Abstract: This paper proposes an improved active homodyne detection technique to compensate for the drift in homodyne measurement. The technique is implemented on a fiber based Michelson interferometer where a computer controller is designed to drive a piezoelectric cylinder attached to one arm of the interferometer. It is shown that the proposed technique can efficiently stabilize the interferometric output.

Abstract: The fuel cell has the potential to become an indispensable source of electric power. However, some problems have not yet been resolved. Measuring the temperature and humidity inside the fuel cells is currently difficult. Accordingly, in this study, micro sensors were fabricated within the fuel cell, in which the temperature and humidity distributions were measured. The substrate of the fuel cell was made of stainless steel (SS-304) and etching was employed to fabricate the channel on the stainless steel substrate. Then micro-electro-mechanical-systems (MEMS) technology was used to fabricate the array micro temperature and humidity sensors on the rib of channel of stainless steel. The advantages of array micro temperature sensors are their small volume, their high accuracy, their short response time, the simplicity of their fabrication, their mass production and their ability to measure the temperature at a precise location more effectively than the traditional thermocouple. The micro humidity sensors were made from gold and titanium as down and up electrodes in the channel. The performance curve of the single cell was operating at 41.54 °C and gas flow rates of H2/O2 at 200/200ml/min. The max power density of the bipolar with micro sensor was 56 mW/cm2.

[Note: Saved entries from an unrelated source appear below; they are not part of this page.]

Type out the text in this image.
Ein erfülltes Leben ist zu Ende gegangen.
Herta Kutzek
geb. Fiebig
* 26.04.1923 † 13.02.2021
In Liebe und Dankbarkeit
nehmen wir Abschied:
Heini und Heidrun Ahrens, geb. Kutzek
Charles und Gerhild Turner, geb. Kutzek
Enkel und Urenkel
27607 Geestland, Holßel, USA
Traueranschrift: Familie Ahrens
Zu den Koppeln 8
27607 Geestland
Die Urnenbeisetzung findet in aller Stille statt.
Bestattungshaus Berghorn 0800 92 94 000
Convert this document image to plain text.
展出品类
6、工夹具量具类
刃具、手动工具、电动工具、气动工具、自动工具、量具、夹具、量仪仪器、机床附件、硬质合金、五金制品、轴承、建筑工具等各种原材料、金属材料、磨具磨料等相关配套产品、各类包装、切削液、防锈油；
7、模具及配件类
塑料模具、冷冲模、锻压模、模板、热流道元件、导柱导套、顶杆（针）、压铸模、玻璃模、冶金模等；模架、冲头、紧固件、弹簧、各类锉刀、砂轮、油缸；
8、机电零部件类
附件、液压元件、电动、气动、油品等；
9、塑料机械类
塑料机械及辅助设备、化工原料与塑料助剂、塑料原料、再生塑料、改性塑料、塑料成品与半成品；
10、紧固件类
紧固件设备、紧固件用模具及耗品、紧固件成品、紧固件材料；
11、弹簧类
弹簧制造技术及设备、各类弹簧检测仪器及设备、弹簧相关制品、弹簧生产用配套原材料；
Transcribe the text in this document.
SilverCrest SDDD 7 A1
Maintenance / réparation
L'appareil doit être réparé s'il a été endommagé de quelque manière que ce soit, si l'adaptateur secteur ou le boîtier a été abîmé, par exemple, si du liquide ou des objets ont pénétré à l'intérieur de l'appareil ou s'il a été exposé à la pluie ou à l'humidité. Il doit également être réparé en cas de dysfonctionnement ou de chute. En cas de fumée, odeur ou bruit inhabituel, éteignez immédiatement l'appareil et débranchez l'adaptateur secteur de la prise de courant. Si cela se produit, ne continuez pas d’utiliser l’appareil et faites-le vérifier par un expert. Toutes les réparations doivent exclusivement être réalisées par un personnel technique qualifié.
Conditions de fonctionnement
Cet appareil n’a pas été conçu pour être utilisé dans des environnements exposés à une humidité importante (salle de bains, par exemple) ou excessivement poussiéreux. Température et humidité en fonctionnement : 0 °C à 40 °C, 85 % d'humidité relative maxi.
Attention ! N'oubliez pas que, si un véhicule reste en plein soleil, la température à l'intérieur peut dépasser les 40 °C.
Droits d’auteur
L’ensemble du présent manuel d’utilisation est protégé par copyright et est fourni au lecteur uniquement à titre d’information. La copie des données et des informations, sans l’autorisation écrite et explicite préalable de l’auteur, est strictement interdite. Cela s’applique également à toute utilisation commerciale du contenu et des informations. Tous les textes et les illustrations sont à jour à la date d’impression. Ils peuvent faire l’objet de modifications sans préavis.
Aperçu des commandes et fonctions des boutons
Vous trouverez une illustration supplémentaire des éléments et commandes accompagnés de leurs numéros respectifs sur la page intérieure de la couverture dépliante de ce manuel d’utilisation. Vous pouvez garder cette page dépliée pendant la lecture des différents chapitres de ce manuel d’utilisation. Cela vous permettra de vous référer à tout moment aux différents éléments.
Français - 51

Abstract: Chemical mechanical polishing (CMP) of platinum thin films was performed for the improvement of surface morphology. Platinum thin films after CMP process with alumina slurry showed the increase of surface morphology without a remarkable difference of the thermal characteristics of as-annealed platinum thin films. The power consumption of platinum thin films micro-heater also became very low by improvement of surface morphology after CMP process. The similar or improved electrical and thermal characteristics of platinum thin films for micro-heater of sensor applications as well as evaluation possibility of sensing property by the improved surface morphology were obtained after CMP process.